Борис открыл холодильник и тотчас понял, что идею о книге века придется отложить до лучших времен. Из провизии у него осталось полбатона хлеба, купленного еще позавчера, и сиротливый кусок сыра, скукожившийся, то ли от одиночества, то ли со стыда за пустоту полок. Борис выскреб из банки остатки кофе и поставил турку на плиту.
Соседи утихомирились. В квартире воцарился покой. Люба ушла наводить порядок во дворах столицы, а Иван завалился отсыпаться. Самое время сесть за письменный стол. Правда, Борис предпочитал работать по ночам, но откладывать дальше было некуда. Лучше уж отвязаться с утра, чтобы ненавистная статья не висела на нем целый день.
Борис поставил дымящуюся чашку кофе на стол и включил компьютер. В правом нижнем углу экрана мелькал конвертик: «В вашей почте 12 непрочитанных писем». Искушение посмотреть, нет ли там чего интересного, было велико, но накануне Борис дал себе обещание не заходить в почту, пока не сделает хоть что-то по работе. Любопытство вступило в противоборство с чувством долга. Чтобы укрепить себя в добрых намерениях, Борис вслух произнес:
– Спам, спам, спам. На девяносто процентов.
«А вдруг в десяти процентах окажется что-то стоящее?» – гаденько провоцировал внутренний голос.
Несколько мгновений Борис боролся с желанием заглянуть в почту, а потом набрал в Яндексе: «Сейшельские острова фото».
Перед глазами замелькали слайды. Наверное, так выглядит рай.
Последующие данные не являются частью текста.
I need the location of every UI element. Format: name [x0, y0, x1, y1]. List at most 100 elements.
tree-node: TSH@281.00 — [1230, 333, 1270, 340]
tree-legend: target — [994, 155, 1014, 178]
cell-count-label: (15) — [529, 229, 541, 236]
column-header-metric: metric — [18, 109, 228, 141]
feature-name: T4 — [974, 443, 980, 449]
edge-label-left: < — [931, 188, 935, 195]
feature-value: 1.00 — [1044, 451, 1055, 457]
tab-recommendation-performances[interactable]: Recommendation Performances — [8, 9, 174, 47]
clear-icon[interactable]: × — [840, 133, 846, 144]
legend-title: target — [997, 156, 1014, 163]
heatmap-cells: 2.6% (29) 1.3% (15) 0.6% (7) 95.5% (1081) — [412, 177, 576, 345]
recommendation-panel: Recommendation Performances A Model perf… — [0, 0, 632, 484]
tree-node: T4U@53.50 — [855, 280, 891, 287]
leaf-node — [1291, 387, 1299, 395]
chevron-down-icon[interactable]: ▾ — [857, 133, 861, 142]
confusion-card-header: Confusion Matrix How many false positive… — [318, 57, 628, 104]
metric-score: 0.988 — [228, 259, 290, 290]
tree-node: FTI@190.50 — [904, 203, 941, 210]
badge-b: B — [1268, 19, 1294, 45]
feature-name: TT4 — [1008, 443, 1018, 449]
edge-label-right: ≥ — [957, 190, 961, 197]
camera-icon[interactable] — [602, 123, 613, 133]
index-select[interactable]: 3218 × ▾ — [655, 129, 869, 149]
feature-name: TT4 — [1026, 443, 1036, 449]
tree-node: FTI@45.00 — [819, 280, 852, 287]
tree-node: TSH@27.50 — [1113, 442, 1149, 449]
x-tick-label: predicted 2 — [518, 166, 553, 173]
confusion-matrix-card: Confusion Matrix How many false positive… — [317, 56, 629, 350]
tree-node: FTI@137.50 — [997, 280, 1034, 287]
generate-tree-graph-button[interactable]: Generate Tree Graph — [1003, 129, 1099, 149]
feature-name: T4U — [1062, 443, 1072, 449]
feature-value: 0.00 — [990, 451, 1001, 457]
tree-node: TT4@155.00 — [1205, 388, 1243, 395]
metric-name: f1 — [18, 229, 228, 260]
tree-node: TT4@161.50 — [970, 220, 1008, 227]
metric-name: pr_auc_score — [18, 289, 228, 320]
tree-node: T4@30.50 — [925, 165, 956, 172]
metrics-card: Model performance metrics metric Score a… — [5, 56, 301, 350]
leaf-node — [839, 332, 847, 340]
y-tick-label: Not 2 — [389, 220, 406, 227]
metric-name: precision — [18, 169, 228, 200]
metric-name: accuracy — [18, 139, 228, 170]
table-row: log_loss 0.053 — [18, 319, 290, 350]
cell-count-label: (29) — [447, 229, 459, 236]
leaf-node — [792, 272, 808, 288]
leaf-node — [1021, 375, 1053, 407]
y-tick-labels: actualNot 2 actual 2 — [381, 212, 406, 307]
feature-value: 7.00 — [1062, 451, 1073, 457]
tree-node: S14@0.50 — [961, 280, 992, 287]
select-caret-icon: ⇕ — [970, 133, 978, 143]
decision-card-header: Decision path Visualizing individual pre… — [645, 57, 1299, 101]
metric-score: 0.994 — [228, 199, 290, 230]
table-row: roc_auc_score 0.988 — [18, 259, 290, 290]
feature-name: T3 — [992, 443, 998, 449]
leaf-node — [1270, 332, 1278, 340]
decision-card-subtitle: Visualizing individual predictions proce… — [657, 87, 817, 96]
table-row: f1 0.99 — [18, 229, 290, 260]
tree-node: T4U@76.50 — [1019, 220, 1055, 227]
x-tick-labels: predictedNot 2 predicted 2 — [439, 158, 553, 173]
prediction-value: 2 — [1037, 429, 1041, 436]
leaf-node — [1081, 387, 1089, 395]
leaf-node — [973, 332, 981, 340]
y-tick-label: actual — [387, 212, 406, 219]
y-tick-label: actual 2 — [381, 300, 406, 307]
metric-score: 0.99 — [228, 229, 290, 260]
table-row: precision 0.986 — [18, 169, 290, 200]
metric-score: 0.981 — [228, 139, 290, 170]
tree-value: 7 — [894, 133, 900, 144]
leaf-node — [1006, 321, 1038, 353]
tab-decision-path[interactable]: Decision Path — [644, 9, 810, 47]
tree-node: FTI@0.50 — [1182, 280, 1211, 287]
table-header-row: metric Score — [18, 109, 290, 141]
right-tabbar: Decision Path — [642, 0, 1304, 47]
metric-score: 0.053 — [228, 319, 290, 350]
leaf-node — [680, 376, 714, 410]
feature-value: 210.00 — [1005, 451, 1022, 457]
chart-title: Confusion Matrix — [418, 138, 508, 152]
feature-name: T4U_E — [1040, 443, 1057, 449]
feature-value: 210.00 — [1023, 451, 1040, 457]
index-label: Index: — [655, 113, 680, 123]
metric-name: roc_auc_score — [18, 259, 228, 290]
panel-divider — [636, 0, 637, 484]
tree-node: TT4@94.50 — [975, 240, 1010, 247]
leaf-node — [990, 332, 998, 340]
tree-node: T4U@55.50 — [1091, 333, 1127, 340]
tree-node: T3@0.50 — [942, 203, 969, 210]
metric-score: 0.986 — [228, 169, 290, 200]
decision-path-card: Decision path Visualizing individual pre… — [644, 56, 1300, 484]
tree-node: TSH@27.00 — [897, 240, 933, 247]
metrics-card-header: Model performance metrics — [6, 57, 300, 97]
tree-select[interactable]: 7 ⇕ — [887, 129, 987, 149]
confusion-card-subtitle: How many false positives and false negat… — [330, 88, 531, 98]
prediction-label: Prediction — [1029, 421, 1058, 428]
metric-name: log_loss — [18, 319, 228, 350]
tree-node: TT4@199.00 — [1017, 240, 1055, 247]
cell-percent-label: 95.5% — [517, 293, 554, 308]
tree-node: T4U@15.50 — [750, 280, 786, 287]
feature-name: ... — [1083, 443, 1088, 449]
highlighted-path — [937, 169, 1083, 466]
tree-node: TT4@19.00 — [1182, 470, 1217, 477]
Пронзительно бирюзовое море. Пляжи с белоснежным песком. Манящие шезлонги под опахалами пальм. Живописные бунгало, обставленные внутри с учетом вкусов самых придирчивых клиентов. Это был мир за пределами мечтаний, но ведь кто-то действительно там отдыхает, ест омаров и устриц, пьет экзотические коктейли. Для кого-то Сейшелы – место очередного отпуска. А для кого-то – десять тысяч знаков с пробелами.